Positives of PRP Therapy
PRP therapy for young athletes has many positives because of which you can safely consider it as the best treatment for your child. The PRP serum is natural and free of any harmful chemicals and additives. After creating the serum from a small sample of your child’s blood, doctors reintroduce it into the affected site. Essentially, they are using your child’s tissues to stimulate the body’s regenerative processes. The only additional compounds like epinephrine, are approved by the FDA and work to lower the discomfort. And, since epinephrine is also used to combat allergies, you can rest assured that there is no possibility of the treatment hurting your child.
So, What Exactly is PRP?
Platelet Rich Plasma (PRP) is a ground-breaking technique that uses an organic process to heal injuries. Doctors harvest around 30 ml of blood from the patient’s arm. This blood is placed in sterile, anti-coagulating test tubes and set in a centrifugal device. After spinning the blood twice, they extract the PRP serum by separating it from the red blood cells. This serum is a concentrated form of platelets, cytokines, mesenchymal stem cells, growth factors, and other healing compounds that the body produces naturally.

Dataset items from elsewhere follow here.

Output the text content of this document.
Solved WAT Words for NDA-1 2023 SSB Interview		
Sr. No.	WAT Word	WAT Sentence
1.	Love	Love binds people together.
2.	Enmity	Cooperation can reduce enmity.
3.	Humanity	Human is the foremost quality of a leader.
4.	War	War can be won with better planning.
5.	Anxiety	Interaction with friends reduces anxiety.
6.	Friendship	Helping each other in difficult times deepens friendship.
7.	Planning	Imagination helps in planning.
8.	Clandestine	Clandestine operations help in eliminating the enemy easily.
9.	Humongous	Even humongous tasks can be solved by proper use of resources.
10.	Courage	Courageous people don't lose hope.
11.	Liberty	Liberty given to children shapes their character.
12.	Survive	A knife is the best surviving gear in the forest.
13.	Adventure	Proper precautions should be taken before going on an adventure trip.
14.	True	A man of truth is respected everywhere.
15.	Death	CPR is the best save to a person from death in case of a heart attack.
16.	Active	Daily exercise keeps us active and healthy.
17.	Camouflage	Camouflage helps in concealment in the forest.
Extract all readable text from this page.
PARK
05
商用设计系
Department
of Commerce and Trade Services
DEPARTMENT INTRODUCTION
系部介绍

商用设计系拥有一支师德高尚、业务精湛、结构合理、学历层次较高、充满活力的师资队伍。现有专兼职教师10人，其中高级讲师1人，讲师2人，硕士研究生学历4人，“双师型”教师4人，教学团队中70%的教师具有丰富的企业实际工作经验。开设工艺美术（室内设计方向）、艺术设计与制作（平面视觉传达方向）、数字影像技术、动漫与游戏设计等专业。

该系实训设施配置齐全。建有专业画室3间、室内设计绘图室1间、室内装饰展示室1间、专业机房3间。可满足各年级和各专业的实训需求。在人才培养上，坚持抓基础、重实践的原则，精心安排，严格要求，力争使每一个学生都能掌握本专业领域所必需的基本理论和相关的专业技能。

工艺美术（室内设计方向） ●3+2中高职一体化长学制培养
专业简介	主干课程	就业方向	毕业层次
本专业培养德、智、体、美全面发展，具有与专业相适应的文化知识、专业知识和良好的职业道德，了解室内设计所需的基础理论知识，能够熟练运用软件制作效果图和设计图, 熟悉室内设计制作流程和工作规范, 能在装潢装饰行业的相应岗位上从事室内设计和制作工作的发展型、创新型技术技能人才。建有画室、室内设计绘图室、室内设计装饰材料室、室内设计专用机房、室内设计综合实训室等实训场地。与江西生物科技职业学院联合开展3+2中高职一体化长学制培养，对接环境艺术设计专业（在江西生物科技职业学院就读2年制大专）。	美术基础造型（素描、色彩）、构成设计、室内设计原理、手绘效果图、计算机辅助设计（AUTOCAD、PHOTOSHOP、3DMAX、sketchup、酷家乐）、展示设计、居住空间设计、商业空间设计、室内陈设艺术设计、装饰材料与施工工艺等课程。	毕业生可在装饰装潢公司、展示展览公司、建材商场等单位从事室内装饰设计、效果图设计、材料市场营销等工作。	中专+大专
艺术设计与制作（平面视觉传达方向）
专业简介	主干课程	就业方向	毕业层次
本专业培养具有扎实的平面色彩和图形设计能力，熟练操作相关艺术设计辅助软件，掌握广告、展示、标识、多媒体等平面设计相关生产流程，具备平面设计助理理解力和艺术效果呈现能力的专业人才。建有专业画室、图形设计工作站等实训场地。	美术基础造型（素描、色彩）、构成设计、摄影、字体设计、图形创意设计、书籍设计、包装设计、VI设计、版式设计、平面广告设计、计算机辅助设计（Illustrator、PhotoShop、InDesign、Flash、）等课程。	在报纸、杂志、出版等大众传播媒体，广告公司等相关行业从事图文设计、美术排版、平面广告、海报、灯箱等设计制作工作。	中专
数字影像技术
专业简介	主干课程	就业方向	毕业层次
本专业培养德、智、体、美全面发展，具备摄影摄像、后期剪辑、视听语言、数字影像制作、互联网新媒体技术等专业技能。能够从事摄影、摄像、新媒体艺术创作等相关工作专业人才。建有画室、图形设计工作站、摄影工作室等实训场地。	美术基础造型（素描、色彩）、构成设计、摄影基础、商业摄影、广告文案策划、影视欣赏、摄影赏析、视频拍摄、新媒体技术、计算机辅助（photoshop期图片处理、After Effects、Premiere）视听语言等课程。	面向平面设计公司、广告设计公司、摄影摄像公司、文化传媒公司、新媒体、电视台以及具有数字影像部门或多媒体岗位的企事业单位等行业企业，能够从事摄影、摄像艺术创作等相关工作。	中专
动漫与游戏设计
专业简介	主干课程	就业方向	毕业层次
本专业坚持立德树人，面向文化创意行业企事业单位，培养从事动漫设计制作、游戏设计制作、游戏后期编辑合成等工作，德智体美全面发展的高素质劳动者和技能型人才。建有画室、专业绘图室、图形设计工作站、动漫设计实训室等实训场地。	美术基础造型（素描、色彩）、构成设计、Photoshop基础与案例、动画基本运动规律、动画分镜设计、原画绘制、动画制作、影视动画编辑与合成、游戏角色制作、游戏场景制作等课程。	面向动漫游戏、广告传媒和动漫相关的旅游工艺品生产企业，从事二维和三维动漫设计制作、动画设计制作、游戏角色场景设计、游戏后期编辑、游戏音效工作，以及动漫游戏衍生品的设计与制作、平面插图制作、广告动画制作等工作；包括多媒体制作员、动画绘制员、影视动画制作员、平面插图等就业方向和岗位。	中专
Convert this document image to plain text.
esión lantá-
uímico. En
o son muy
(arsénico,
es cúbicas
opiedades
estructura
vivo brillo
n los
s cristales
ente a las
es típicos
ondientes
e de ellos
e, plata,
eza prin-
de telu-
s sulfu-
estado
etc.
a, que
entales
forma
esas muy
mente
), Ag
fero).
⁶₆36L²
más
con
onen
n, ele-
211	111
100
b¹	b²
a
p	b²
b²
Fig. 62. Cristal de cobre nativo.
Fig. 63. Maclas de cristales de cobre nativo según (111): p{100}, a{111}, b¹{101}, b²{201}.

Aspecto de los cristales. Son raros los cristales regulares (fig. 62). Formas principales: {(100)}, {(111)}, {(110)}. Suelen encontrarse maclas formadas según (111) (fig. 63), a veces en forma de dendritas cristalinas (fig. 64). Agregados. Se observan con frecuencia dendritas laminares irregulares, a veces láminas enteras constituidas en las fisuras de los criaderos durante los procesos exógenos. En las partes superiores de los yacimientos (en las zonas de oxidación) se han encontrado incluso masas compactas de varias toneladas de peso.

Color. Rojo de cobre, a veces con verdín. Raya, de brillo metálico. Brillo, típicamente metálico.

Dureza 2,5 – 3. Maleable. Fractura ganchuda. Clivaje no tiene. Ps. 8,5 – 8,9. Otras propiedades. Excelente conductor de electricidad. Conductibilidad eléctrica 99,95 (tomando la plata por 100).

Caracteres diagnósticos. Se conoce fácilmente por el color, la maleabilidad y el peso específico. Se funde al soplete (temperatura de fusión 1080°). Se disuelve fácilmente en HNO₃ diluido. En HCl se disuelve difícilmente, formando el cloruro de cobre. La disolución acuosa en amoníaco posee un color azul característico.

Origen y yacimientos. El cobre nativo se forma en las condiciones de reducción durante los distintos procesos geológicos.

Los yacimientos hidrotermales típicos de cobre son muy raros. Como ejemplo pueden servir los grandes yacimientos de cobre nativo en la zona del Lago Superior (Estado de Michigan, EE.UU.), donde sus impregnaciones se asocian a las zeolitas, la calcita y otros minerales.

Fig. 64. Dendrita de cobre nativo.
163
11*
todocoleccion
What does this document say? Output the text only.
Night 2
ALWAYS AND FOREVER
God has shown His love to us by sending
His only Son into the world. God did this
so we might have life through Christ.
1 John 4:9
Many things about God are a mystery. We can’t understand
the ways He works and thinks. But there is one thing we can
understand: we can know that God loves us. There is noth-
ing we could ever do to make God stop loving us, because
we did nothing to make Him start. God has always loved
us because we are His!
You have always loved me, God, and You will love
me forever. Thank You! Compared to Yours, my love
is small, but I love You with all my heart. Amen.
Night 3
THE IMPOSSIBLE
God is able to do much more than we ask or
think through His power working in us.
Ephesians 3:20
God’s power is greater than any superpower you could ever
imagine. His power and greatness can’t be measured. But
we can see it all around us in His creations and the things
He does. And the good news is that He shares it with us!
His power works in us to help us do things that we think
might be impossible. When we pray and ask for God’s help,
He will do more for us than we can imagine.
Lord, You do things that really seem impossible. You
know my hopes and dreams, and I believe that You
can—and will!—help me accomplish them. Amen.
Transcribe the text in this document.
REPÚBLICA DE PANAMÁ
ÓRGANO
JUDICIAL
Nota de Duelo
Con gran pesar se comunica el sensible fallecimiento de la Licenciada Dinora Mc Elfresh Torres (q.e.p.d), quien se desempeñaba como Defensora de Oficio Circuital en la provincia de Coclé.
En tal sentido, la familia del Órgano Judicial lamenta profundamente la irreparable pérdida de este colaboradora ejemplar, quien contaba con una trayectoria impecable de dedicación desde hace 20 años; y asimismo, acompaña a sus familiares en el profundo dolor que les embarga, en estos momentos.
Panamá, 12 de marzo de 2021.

Using ultrasonic imaging devices or fluoroscopy, doctors carefully insert the serum into the injury site and effectively direct the body to begin the regeneration of tissues.
Within a few short weeks of getting the treatment, patients may sense the pain easing as movement becomes easier. Depending on the seriousness of your child’s injuries, you might have to combine the treatment with other modalities that help boost the healing so that the tissues heal quickly. Approach your child’s doctor and coach and discuss how PRP therapy for young athletes works.